20

81 8 5
                                    

"Suami Anda baik-baik saja, Nyonya," kata dokter yang sedang merawat luka Yoongi.

"Dia menakutkan," ucapnya karena wajahku yang menegang saat melihat jahitan panjang di perutnya itu.

"Wajar saja kalau istri Anda cemas saat melihat suaminya terluka." Yoongi tersenyum tipis mendengar komentar dokter tersebut.

Dia lalu meraih tanganku dan menggenggamnya erat. Seakan ingin mengatakan kalau semuanya tidak ada yang perlu kukhawatirkan lagi.

"Benar dia tidak apa-apa?" tanyaku lagi. Hanya sekedar ingin memastikan.

"Iya.
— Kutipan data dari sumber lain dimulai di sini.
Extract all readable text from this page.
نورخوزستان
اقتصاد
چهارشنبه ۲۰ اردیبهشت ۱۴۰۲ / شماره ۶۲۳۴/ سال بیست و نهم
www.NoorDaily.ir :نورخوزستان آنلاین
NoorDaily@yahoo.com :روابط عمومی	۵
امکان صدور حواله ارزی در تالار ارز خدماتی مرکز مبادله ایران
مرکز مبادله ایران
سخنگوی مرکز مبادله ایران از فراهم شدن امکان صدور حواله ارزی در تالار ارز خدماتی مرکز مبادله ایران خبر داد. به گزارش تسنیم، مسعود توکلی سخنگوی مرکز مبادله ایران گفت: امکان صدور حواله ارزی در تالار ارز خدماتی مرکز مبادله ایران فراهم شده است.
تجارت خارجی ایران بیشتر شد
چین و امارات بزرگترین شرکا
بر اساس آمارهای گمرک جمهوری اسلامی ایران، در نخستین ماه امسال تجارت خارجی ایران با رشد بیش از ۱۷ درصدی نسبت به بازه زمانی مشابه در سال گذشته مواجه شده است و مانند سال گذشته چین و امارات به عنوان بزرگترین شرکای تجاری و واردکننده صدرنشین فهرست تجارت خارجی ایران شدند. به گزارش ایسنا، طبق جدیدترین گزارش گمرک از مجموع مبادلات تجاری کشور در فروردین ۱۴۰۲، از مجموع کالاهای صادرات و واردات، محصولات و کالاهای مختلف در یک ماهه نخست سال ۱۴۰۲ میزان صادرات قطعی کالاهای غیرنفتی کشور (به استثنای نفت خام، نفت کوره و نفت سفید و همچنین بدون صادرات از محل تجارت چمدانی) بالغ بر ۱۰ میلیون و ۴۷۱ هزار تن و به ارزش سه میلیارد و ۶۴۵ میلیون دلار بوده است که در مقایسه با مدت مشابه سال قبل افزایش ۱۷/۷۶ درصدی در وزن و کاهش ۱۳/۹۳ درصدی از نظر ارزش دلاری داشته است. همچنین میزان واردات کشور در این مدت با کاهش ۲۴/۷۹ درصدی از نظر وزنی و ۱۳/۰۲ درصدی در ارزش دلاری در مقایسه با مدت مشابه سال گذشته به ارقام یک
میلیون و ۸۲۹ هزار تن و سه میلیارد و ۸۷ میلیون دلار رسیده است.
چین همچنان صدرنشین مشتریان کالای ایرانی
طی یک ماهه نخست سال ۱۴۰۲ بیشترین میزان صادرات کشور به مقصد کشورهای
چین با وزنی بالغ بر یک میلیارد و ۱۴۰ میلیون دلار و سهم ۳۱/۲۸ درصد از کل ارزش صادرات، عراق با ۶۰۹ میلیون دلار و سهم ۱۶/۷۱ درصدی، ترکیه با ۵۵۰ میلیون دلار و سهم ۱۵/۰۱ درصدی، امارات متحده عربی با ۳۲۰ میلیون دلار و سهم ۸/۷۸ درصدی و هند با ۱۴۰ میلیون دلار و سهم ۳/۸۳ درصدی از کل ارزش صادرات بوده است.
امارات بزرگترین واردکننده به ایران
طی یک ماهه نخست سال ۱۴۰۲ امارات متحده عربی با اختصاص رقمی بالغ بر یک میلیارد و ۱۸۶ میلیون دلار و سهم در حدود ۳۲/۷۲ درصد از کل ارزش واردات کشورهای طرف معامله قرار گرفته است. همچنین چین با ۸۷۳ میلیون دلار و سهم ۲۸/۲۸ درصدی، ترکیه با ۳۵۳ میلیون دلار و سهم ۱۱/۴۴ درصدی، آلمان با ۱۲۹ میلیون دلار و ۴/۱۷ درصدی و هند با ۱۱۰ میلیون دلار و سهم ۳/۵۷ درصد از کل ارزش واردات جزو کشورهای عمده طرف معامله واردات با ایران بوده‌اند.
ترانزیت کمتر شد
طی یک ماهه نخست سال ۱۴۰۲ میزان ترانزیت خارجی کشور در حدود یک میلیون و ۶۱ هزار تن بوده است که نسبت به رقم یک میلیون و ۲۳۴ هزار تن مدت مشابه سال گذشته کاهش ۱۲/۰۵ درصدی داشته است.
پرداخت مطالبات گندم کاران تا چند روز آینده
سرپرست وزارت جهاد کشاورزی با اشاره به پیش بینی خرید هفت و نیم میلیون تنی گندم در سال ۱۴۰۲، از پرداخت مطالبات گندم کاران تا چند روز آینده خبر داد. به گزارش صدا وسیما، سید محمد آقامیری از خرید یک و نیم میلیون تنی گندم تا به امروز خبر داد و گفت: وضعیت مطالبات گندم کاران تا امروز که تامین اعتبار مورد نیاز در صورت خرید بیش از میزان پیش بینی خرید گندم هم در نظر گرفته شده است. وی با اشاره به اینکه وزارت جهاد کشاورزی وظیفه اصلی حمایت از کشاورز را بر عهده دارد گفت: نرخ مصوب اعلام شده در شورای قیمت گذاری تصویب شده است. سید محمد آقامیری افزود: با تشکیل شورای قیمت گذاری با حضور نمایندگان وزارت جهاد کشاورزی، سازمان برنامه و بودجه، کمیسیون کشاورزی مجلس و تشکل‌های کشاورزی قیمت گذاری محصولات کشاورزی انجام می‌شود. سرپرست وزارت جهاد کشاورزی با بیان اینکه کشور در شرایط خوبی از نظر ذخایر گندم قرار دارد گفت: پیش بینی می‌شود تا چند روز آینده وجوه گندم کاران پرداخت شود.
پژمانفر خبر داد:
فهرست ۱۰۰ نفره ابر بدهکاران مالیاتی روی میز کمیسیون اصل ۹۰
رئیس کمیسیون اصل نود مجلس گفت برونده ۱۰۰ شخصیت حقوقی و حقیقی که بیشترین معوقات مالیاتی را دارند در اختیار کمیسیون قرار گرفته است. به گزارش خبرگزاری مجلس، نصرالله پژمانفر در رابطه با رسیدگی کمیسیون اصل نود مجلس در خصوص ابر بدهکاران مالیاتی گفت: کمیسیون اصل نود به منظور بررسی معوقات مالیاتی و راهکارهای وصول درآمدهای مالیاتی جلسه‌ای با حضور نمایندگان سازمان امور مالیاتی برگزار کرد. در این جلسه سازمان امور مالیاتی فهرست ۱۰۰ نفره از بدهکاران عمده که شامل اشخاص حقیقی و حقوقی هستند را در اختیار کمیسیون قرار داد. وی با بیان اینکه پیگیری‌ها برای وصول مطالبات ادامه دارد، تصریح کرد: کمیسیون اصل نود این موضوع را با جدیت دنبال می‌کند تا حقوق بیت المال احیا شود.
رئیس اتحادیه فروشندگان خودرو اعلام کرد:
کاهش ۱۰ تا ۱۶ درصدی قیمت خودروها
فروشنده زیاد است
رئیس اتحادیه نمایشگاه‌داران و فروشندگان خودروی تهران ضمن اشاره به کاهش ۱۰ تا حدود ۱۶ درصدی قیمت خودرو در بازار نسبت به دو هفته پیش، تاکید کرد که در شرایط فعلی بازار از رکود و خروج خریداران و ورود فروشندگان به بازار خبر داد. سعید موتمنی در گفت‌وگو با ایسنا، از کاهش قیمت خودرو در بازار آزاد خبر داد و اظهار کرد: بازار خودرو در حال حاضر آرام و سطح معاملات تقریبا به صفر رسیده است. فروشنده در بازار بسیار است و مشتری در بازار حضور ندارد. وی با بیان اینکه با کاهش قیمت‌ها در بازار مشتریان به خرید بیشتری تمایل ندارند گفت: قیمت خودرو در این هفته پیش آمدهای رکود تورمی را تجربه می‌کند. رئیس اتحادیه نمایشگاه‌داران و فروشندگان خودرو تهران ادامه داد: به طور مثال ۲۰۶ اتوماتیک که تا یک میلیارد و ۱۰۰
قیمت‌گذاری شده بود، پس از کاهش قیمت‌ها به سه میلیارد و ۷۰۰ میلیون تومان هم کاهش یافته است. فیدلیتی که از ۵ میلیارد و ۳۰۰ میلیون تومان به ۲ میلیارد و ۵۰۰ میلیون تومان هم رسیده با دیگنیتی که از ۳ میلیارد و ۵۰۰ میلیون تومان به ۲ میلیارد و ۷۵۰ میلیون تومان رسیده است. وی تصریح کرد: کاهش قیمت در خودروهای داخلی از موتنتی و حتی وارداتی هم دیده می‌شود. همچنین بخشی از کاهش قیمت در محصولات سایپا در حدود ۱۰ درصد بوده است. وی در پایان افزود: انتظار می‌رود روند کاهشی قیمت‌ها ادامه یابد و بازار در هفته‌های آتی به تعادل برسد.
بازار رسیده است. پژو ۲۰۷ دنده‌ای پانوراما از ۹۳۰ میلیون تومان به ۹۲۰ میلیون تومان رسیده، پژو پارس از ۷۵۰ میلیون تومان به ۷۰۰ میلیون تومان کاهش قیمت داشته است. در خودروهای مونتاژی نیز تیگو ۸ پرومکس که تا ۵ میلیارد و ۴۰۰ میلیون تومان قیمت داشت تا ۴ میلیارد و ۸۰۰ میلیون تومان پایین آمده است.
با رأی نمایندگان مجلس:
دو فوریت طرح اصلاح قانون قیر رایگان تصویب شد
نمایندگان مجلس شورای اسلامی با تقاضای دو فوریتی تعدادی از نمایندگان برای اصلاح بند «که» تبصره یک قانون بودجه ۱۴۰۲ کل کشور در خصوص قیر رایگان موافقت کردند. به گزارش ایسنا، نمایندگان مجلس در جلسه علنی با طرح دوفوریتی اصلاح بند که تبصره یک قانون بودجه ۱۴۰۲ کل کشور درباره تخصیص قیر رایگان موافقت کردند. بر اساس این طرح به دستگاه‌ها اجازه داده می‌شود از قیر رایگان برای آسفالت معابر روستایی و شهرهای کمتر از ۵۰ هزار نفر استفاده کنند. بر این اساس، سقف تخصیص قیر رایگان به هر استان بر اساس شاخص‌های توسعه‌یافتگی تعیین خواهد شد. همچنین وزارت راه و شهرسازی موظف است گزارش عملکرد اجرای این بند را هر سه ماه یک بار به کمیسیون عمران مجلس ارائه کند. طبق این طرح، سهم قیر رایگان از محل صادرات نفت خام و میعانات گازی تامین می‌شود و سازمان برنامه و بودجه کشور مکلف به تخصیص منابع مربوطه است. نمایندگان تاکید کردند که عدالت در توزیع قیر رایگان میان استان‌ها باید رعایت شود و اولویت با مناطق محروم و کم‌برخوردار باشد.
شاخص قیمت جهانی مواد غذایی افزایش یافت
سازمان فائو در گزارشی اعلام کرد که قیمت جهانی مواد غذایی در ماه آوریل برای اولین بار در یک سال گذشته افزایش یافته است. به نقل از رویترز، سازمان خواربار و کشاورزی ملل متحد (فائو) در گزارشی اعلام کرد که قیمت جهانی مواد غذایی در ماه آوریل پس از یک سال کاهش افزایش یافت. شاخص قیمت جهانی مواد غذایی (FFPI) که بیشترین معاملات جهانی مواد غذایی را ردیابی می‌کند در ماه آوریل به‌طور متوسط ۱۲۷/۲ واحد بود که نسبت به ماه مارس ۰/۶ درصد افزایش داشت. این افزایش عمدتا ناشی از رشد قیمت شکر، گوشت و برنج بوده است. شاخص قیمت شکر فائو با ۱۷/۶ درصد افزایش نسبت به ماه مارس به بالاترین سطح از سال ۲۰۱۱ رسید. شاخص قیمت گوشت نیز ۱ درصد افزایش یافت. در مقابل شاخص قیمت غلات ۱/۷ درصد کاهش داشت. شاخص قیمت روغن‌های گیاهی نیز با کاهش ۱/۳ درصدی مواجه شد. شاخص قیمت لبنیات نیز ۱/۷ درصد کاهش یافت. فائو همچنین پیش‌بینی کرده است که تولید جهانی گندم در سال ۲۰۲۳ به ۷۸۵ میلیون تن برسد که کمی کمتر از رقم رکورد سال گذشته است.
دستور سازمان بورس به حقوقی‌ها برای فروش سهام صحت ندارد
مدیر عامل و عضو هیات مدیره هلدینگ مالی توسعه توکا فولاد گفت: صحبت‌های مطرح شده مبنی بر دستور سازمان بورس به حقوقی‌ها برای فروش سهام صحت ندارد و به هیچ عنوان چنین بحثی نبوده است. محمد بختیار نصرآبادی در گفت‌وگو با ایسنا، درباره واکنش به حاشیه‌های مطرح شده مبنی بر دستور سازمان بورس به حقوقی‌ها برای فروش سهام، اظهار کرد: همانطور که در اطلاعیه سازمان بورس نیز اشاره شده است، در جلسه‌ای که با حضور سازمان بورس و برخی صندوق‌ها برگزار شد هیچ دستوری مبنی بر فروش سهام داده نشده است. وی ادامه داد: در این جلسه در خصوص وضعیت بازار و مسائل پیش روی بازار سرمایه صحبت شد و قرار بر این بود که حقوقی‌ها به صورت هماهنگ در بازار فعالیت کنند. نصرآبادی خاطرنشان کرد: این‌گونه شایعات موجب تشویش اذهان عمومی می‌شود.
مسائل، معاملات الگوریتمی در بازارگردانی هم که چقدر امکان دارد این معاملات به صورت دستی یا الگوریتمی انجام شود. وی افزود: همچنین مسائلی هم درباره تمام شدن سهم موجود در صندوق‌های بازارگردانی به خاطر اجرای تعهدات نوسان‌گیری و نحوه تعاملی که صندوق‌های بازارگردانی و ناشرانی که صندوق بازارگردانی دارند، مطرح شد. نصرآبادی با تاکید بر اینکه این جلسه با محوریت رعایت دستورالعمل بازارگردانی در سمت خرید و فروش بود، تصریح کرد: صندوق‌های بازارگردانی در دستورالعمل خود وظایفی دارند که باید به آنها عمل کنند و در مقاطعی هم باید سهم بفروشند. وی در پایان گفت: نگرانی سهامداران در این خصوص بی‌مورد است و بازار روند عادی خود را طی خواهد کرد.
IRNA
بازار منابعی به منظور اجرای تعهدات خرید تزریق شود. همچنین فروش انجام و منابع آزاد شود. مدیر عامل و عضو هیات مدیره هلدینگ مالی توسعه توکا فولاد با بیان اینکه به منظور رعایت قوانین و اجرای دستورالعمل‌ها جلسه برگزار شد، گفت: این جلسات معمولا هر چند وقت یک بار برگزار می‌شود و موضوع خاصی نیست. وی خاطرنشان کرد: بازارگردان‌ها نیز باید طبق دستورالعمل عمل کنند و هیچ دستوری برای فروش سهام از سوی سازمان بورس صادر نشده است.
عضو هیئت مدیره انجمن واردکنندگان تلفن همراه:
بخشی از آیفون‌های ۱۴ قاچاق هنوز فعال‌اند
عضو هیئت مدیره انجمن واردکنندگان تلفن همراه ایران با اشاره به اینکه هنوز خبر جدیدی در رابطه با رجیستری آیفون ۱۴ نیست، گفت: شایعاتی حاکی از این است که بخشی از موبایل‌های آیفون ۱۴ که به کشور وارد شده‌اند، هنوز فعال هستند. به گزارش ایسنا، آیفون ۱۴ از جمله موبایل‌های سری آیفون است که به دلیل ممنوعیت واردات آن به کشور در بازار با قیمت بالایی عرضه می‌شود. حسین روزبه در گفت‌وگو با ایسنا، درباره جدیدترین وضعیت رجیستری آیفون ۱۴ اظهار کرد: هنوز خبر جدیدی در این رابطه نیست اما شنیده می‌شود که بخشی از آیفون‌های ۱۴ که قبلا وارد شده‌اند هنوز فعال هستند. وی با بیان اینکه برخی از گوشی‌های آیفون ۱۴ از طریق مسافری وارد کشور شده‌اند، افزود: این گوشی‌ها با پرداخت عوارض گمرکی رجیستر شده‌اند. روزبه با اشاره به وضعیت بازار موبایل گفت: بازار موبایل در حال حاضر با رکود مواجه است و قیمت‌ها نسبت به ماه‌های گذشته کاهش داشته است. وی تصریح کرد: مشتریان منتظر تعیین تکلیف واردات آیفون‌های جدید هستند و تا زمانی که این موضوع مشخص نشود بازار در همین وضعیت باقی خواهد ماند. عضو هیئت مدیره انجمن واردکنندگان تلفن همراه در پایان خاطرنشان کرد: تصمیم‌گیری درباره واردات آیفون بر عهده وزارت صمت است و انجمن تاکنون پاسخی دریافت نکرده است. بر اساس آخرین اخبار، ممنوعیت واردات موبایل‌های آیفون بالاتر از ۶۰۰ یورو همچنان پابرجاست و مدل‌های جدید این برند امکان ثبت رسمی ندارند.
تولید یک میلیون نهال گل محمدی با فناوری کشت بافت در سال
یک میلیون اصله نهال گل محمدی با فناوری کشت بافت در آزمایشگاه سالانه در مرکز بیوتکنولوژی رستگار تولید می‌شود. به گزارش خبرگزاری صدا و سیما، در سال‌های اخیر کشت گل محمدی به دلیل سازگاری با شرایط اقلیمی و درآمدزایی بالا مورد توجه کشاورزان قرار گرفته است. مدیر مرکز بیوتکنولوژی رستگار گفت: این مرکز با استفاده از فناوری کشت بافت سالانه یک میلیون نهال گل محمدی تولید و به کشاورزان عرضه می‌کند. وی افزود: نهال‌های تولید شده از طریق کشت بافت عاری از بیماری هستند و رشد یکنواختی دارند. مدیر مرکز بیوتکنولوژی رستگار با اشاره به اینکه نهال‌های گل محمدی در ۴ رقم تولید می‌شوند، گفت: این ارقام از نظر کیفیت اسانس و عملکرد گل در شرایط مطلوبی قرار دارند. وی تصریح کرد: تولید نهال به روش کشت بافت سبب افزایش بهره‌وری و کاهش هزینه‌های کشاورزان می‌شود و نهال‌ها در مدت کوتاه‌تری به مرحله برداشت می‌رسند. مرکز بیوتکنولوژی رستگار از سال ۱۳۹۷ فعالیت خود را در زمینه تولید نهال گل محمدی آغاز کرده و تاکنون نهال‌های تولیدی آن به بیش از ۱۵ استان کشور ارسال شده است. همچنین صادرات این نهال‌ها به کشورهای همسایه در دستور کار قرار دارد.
Mungkin karena tubuh tuan Choi yang kuat, lukanya cepat sembuh. Padahal baru dua hari tapi sudah kering sekarang."

"Dengar? Aku tidak apa-apa. Jadi, jangan berwajah muram terus seperti itu. Aku tidak suka," katanya sambil mengusap pipiku pelan.

"Aku juga tidak suka kau terluka," sahutku. Yoongi hanya mengangguk menjawabnya.

Selama sisa pengobatan, laki-laki ini malah sibuk memandangiku. Dan tiap kali aku mengernyit seakan merasakan nyeri yang dia rasa, Yoongi mencium keningku sebagai penenang. Dia juga tak memperbolehkanku bergeser secenti pun dari sampingnya hingga akhir.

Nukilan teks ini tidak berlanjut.